Understanding the dwarf planet’s interior based on modeling and clues at its surface.

(credit: NASA/JHUAPL/SwRI)

The pictures that came from New Horizons' flyby of Pluto have set off a scramble to make sense of the dwarf planet's terrain. Pluto's clearly geologically active, with mountains and fresh surfaces that haven't been pummeled by impacts yet. One of those features, Sputnik Planum, appears to be an ocean of frozen nitrogen, fed by nitrogen glaciers that line its shores.

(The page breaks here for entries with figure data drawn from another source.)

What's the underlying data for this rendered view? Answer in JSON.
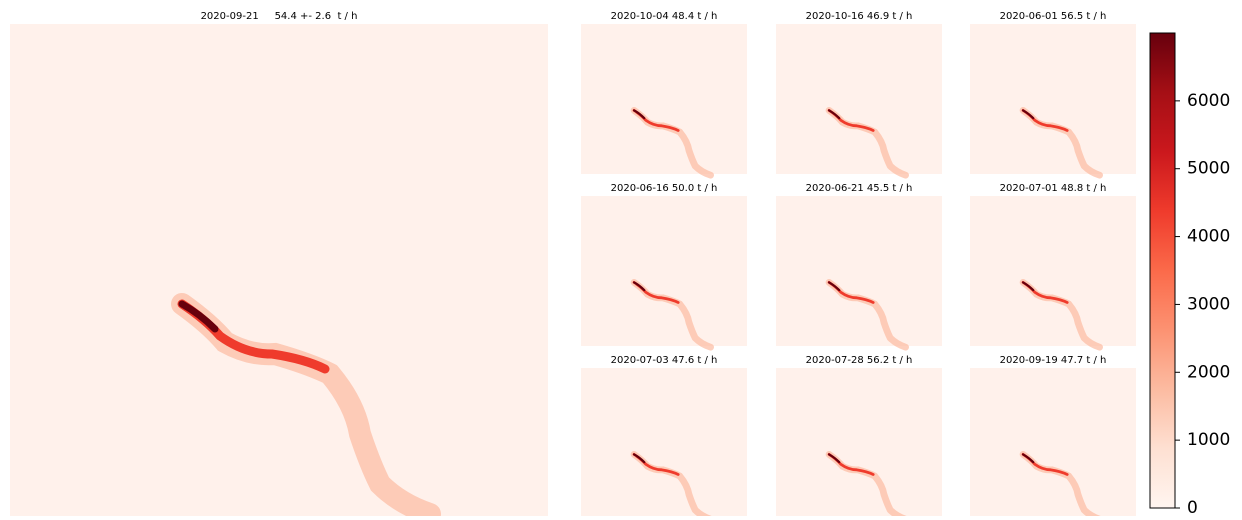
{
  "chart_data": {
    "type": "heatmap-grid",
    "main_title": "2020-09-21     54.4 +- 2.6  t / h",
    "panel_titles": [
      "2020-10-04     48.4  t / h",
      "2020-10-16     46.9  t / h",
      "2020-06-01     56.5  t / h",
      "2020-06-16     50.0  t / h",
      "2020-06-21     45.5  t / h",
      "2020-07-01     48.8  t / h",
      "2020-07-03     47.6  t / h",
      "2020-07-28     56.2  t / h",
      "2020-09-19     47.7  t / h"
    ],
    "colorbar": {
      "lim": [
        0,
        7000
      ],
      "ticks": [
        0,
        1000,
        2000,
        3000,
        4000,
        5000,
        6000
      ],
      "colors": [
        "#fff5f0",
        "#fee0d2",
        "#fcbba1",
        "#fc9272",
        "#fb6a4a",
        "#ef3b2c",
        "#cb181d",
        "#a50f15",
        "#67000d"
      ]
    }
  }
}
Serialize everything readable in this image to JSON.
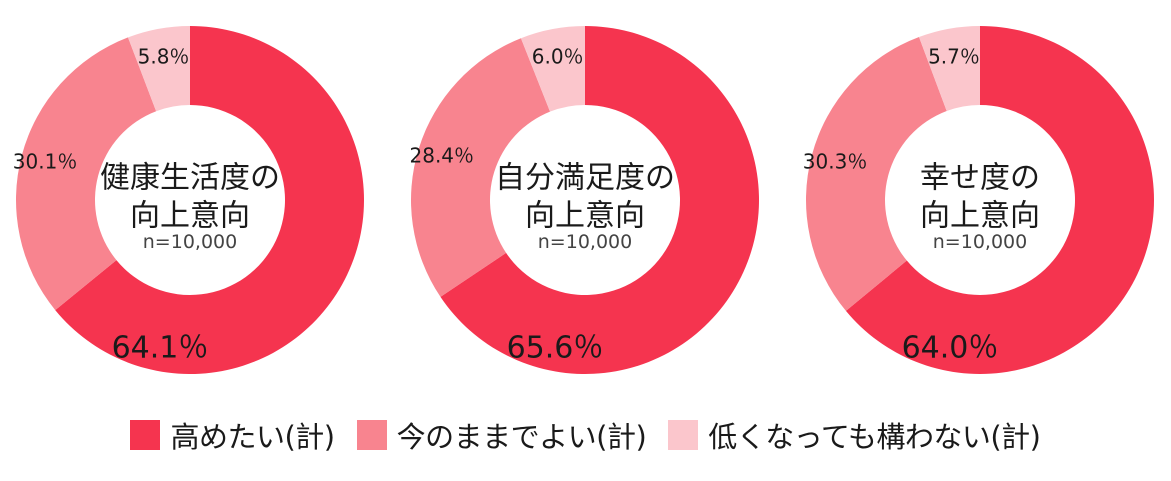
{
  "colors": {
    "raise": "#f5344f",
    "keep": "#f8848f",
    "lower": "#fbc6cc",
    "text": "#1a1a1a",
    "subtext": "#444444"
  },
  "chart_data": [
    {
      "type": "pie",
      "title": "健康生活度の向上意向",
      "title_lines": [
        "健康生活度の",
        "向上意向"
      ],
      "n_label": "n=10,000",
      "categories": [
        "高めたい(計)",
        "今のままでよい(計)",
        "低くなっても構わない(計)"
      ],
      "values": [
        64.1,
        30.1,
        5.8
      ],
      "labels": [
        "64.1％",
        "30.1％",
        "5.8％"
      ]
    },
    {
      "type": "pie",
      "title": "自分満足度の向上意向",
      "title_lines": [
        "自分満足度の",
        "向上意向"
      ],
      "n_label": "n=10,000",
      "categories": [
        "高めたい(計)",
        "今のままでよい(計)",
        "低くなっても構わない(計)"
      ],
      "values": [
        65.6,
        28.4,
        6.0
      ],
      "labels": [
        "65.6％",
        "28.4％",
        "6.0％"
      ]
    },
    {
      "type": "pie",
      "title": "幸せ度の向上意向",
      "title_lines": [
        "幸せ度の",
        "向上意向"
      ],
      "n_label": "n=10,000",
      "categories": [
        "高めたい(計)",
        "今のままでよい(計)",
        "低くなっても構わない(計)"
      ],
      "values": [
        64.0,
        30.3,
        5.7
      ],
      "labels": [
        "64.0％",
        "30.3％",
        "5.7％"
      ]
    }
  ],
  "legend": [
    {
      "label": "高めたい(計)",
      "color": "#f5344f"
    },
    {
      "label": "今のままでよい(計)",
      "color": "#f8848f"
    },
    {
      "label": "低くなっても構わない(計)",
      "color": "#fbc6cc"
    }
  ]
}
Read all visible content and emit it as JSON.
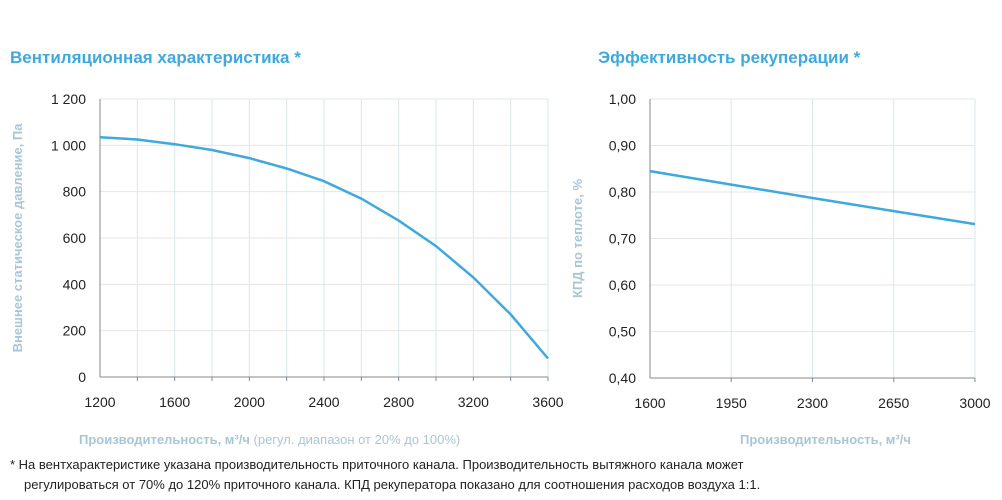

But a new analysis suggests that this isn't the only ocean on the dwarf planet.

An analysis of the internal structure and heating of Pluto indicates that there are two likely probabilities: either it has a deep ocean of liquid water, or the water on Pluto has frozen solid and compacted into a dense form of ice called ice II. And the authors of the analysis suggest that the liquid ocean makes more sense given Pluto's surface features.

The analysis was done in a similar manner to the ones that tackled Sputnik Planum: figure out Pluto's composition and its heat budget and trace the effects of the heat as it escapes to the surface. The heat itself comes from Pluto's rocky core, which carries some of the same radioactive isotopes that help keep the Earth's core nice and toasty. Above that, however, Pluto is mostly water, with difficult-to-determine fractions of things like ammonia and methane.